Today I took my first dip in the Describli pool. At first I assumed the extent of Describli was a daily email with 5 writing prompts to get your imagination started, as a writer. Today I discovered it’s a flash-writing game, with scores and votes and sharing and crazy creative people throwing words around daily. The limit is 5000 words, and the title is allowed only a few characters. Of course, I started writing without logging in, so my first post is anonymous. The prompt was “The Wife, The Mistress and The Ex.” I didn’t bother to look at rules. I just started writing. The prompt reminded me of the nicknames we’d given to the various pizza shops throughout our relationship, mostly in our very early years together as new live-in lovers in Philadelphia.
Anyway, here it is.
LOVE AMONGST PIZZA WARS
As 2 young 20-somethings, my college boyfriend and I had exactly one summer day to spend in Philadelphia securing an apartment for the quickly approaching fall and the coming year. We walked up and down Pine, Spruce, Lombard, between 24th and 16th. We found a small back apartment on the first floor of a brownstone at Pine and 18th. It had no light. It had, we discovered later, at least one mouse. Back in Pittsburgh we were living – officially – apart. We were making the leap after three years of college dating to living together. His parents protested. Mine shrugged. I’d find a job and he’d attend graduate school at Penn. It was a plan.

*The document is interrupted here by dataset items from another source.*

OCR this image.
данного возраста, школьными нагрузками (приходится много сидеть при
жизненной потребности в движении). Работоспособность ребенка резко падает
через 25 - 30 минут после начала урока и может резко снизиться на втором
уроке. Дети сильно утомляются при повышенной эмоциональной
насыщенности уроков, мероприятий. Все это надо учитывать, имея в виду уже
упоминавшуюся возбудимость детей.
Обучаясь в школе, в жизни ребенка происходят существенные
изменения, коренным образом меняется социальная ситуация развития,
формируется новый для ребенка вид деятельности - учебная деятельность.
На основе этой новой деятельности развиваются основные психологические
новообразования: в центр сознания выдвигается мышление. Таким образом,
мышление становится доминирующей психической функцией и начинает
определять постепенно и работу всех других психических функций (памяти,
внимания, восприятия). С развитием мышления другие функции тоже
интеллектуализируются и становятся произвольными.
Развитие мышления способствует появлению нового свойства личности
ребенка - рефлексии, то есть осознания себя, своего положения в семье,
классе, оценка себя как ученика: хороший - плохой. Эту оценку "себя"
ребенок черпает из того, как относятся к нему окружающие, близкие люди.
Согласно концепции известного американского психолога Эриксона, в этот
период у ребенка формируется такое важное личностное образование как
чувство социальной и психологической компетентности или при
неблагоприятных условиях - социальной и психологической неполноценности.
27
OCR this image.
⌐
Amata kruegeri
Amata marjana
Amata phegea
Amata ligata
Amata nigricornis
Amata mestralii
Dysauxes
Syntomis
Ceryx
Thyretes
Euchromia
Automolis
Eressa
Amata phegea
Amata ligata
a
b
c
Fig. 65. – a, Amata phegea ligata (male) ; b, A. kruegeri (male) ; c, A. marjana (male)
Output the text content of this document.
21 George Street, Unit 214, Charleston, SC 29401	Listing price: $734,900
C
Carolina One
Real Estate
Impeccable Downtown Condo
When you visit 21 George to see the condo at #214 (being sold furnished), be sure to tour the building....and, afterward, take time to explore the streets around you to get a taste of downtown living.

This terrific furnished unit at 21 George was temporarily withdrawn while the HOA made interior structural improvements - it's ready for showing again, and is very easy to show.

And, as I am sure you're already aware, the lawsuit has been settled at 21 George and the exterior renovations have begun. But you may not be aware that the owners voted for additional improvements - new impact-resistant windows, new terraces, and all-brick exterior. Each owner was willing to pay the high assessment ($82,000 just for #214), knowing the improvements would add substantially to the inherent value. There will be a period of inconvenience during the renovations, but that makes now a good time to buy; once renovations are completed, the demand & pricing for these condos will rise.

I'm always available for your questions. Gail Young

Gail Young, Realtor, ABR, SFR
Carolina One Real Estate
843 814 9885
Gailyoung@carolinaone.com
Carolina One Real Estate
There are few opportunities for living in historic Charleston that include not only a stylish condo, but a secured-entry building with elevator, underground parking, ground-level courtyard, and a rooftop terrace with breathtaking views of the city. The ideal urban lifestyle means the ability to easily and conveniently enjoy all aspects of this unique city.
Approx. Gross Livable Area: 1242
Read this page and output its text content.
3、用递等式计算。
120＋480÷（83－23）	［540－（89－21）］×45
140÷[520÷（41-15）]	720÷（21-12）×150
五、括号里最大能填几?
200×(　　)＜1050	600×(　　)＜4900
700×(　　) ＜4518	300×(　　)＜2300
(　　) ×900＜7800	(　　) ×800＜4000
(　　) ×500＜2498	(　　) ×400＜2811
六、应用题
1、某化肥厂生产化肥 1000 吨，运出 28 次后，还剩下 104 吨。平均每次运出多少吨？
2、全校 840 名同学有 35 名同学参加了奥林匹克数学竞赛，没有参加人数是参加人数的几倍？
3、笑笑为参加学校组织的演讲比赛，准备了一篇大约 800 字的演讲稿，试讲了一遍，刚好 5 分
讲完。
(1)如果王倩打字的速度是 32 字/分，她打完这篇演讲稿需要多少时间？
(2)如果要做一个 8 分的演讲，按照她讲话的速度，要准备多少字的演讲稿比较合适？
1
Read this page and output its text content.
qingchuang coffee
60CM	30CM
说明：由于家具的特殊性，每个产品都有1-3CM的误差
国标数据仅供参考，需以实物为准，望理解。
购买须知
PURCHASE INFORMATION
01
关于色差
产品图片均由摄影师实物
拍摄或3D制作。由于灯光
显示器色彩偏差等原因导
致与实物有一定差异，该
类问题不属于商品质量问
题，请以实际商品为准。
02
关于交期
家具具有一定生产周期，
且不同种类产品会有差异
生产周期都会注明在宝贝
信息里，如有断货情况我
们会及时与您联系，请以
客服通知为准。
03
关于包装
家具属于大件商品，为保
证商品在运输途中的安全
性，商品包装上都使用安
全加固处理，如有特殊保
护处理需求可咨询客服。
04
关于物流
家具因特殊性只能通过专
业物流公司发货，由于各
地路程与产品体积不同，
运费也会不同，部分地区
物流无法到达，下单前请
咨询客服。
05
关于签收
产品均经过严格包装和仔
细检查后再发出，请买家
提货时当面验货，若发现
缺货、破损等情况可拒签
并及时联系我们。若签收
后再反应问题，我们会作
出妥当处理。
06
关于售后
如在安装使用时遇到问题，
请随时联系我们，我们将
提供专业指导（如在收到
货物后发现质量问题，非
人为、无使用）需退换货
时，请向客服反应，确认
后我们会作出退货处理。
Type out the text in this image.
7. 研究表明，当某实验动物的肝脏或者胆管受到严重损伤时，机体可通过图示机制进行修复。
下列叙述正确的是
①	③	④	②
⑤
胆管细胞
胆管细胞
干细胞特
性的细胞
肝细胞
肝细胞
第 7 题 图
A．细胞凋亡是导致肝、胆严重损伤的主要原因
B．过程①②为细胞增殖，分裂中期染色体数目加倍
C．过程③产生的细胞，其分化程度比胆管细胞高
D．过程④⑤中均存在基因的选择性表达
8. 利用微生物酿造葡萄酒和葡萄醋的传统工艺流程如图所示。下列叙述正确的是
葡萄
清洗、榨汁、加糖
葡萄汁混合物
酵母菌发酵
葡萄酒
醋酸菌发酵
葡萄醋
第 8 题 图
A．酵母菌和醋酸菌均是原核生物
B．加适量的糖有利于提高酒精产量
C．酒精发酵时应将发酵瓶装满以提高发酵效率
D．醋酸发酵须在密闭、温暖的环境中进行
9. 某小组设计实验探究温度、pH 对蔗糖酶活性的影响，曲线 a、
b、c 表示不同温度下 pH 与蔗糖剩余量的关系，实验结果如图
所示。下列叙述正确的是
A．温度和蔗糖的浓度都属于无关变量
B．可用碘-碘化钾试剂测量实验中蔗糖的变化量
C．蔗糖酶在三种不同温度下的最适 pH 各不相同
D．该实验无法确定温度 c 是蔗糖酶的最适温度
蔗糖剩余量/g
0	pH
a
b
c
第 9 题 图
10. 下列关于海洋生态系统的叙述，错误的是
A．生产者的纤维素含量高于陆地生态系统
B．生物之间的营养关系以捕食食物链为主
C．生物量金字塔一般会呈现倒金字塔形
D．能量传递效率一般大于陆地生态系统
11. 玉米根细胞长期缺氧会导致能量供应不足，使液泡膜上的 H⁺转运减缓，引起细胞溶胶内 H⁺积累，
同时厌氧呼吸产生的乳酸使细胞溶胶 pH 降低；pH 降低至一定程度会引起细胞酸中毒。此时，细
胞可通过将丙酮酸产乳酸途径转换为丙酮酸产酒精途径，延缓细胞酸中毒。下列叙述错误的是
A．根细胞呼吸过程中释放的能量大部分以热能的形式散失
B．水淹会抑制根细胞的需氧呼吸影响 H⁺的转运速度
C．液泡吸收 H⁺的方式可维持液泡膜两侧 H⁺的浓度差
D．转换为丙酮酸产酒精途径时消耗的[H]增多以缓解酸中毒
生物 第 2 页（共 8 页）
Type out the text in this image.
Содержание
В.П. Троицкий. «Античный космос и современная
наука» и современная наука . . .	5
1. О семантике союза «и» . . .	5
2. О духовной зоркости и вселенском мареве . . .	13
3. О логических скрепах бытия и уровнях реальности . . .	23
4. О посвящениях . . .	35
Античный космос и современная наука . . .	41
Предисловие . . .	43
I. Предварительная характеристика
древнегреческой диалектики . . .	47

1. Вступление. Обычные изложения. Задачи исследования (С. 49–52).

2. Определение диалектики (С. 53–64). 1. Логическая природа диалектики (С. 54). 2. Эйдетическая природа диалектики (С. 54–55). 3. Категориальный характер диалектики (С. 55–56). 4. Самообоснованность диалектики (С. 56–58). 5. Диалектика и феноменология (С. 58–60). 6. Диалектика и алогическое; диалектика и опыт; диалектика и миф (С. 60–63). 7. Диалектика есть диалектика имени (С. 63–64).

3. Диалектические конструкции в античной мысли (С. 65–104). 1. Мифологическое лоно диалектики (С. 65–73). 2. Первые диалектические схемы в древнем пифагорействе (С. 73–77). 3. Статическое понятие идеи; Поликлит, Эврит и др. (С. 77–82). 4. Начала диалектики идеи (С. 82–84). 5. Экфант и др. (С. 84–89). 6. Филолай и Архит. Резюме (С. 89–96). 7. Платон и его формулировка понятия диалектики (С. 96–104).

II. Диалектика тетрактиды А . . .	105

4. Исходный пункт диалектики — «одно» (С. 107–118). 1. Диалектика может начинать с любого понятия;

All of our belongings from 2 different apartments fit into a small rental truck. Family hand-me-down furniture would fill up the tiny dark rooms we had waiting for us in Philly. When we moved everything in and returned the truck, the first thing we did was look for a pizza joint. We had the best pizza joint back in Pittsburgh, a tiny spot in South Oakland with an immigrant Italian behind the counter and the crispiest crust, smoothest mozz, and fullest-bountied sauce you could imagine. We still echo the owner’s heavily-accented lilt, these two decades later. We were regulars; they knew us. They had our order always waiting. Our love was built in that hot little eatery, one block down from my boyfriend’s one-room hole-in-the-wall roach palace of an apartment.
But life makes you say “Ciao” more often than not, it seems, and we found ourselves standing on a quiet residential city street, wondering where the good pizza was. We chose the closest option, a place within a block of our new hole-in-the-wall mouse palace. It wasn’t like home, but it would do. It was our new home, and it was close.
Inertia and busy schedules and the strain of living with someone who could barely live with themselves kept us going to the corner pizza, always good in a storm, always good in an argument. A break in school finally came and we could wander a bit more around the neighborhood. We tentatively took a few steps into another corner shop, this one to the south and east, past our normal corners. He got pizza and I had a cheesesteak, a staple for me as I grew up in Poconos where we ate them with marinara sauce. This place was smaller, more for takeout than sitting. Cramped and unwelcoming. But the food was so much better than the first stop we’d grown used to.
I’m terrible with names, all sorts of names. Although I will forever remember the name of our Pittsburgh Pizza place, I couldn’t for the life of me remember even the first letter on the doors of the new pizza joints. So the southeast girl became “The Mistress,” as we felt as though we were cheating on our first chick and her staff that came to treat us as regular pests. She was the Wife. The new one, the Mistress. And painfully, and although we never said it aloud, our Pittsburgh pleasure the bittersweet Ex.
The next year we found a 3rd floor walkup 6 doors down on Pine Street, with a skylight and double the floor space. We got married. We got a dinky little kitten from Morris Animal Refuge who grew to a very tall and long 18-pounder and just died last year at age 18. They make the cats quite hardy in Philly. That cat made it through two more moves, one around the corner onto Naudain and one out of the city entirely into the close western ‘burbs, where the poor cat endured then loved 2 little humans who came into our lives. We all miss him terribly. Now we’re learning to live with and love a puppy. Our Ex-pet and the once-unimaginable pup. Each in their own time, each in their own season.
We’ve found a new pizza place, out here, so close but so far away from the city life we once loved. But no pizza or greased 4-walls can compare to that original lover, that little Italian sweat-bomb of a shop where we were first seen as one order, never one half without the other half, tucked away in a booth on the sunny side of a forgotten Pittsburgh street.